Les oiseaux atteints se déplacent et se nourrissent dans un premier temps normalement. Lorsque les lésions sont trop volumineuses et/ou mal placées, elles peuvent handicaper l’oiseau dans ses déplacements ou sa prise de nourriture, et limiter son champ visuel, le rendant plus vulnérable aux attaques de prédateurs.
Certains oiseaux guérissent de leurs lésions, même volumineuses (environ 20 %), mais la majorité des individus malades décèdent probablement suite à des surinfections ou à cause de la prédation.
Outre une répercussion sur l’état général de la Mésange charbonnière, il a été récemment démontré que cette maladie pouvait avoir un impact négatif sur la croissance d’une population en réduisant le succès reproducteur des parents : en effet, la poxvirose est coûteuse en énergie pour les parents malades, qui s’épuisent à alimenter les jeunes jusqu’à leur indépendance. Par ailleurs, les parents peuvent transmettre le virus aux oisillons particulièrement sensibles et entraîner leur mort. Enfin, la poxvirose, en affaiblissant les oiseaux, fragilise les populations de Mésanges charbonnières en les rendant plus sensibles aux autres facteurs environnementaux (bactéries, froid, etc.).
Quand peut-on observer des Mésanges charbonnières atteintes de cette maladie ?

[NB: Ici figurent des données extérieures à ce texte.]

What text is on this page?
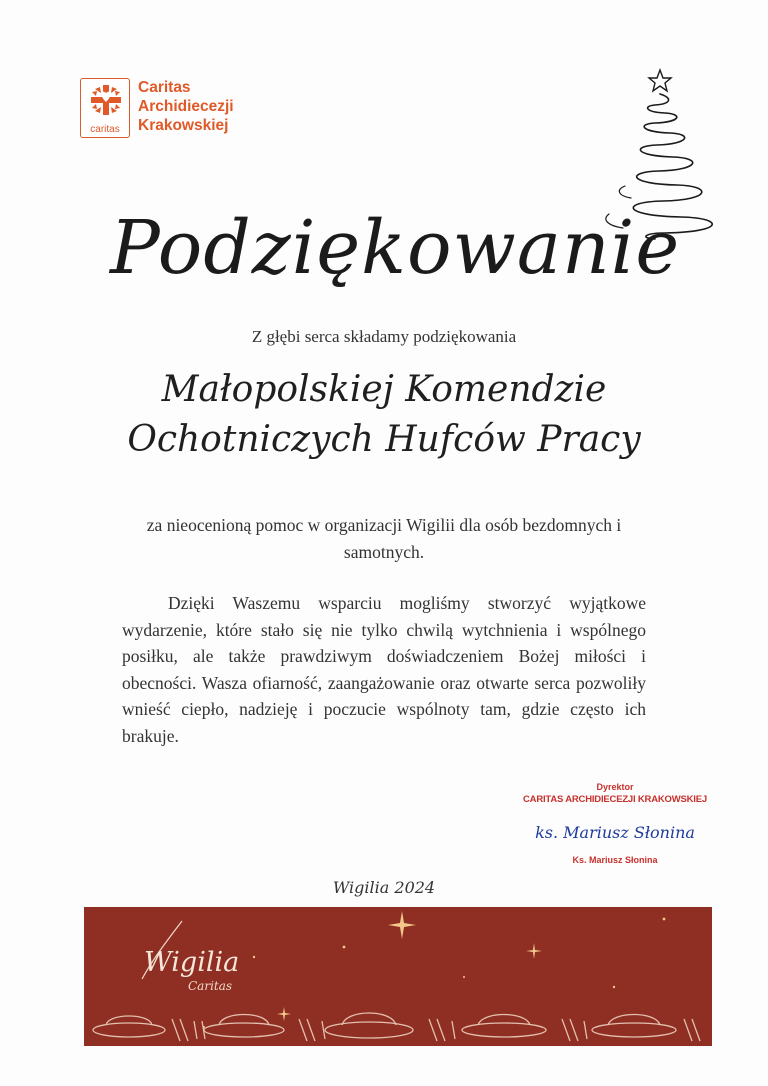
caritas
Caritas
Archidiecezji
Krakowskiej
Podziękowanie
Z głębi serca składamy podziękowania
Małopolskiej Komendzie
Ochotniczych Hufców Pracy
za nieocenioną pomoc w organizacji Wigilii dla osób bezdomnych i samotnych.
Dzięki Waszemu wsparciu mogliśmy stworzyć wyjątkowe wydarzenie, które stało się nie tylko chwilą wytchnienia i wspólnego posiłku, ale także prawdziwym doświadczeniem Bożej miłości i obecności. Wasza ofiarność, zaangażowanie oraz otwarte serca pozwoliły wnieść ciepło, nadzieję i poczucie wspólnoty tam, gdzie często ich brakuje.
Dyrektor
CARITAS ARCHIDIECEZJI KRAKOWSKIEJ
ks. Mariusz Słonina
Ks. Mariusz Słonina
Wigilia 2024
Wigilia
Caritas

Les dernières études réalisées récemment sur le sujet au Royaume-Uni font état d’une saisonnalité dans l’observation des cas de poxvirose chez la Mésange charbonnière : il semble, en effet, que le taux d’animaux malades soit plus élevé en automne et au début de l’hiver. Cette saisonnalité s’expliquerait par des facteurs environnementaux et démographiques : augmentation de la population de vecteurs et notamment des moustiques à la fin de l’été et afflux et/ou massif dans l’environnement de jeunes oiseaux de l’année possédant un système immunitaire « naïf » (sensible à l’infection).
Les cas de poxvirose chez la Mésange charbonnière sont, par ailleurs observés plus tardivement dans l’année en Scandinavie et en Europe centrale qu’au Royaume-Uni. Dans ce dernier pays, des cas sont fréquemment rapportés en fin d’été; cette particularité anglaise s’expliquerait par des pratiques différentes de nourrissage par l’Homme (les jardins anglais disposent souvent de postes de nourrissage approvisionnés toutes les saisons), permettant ainsi l’observation d’individus malades à cette période.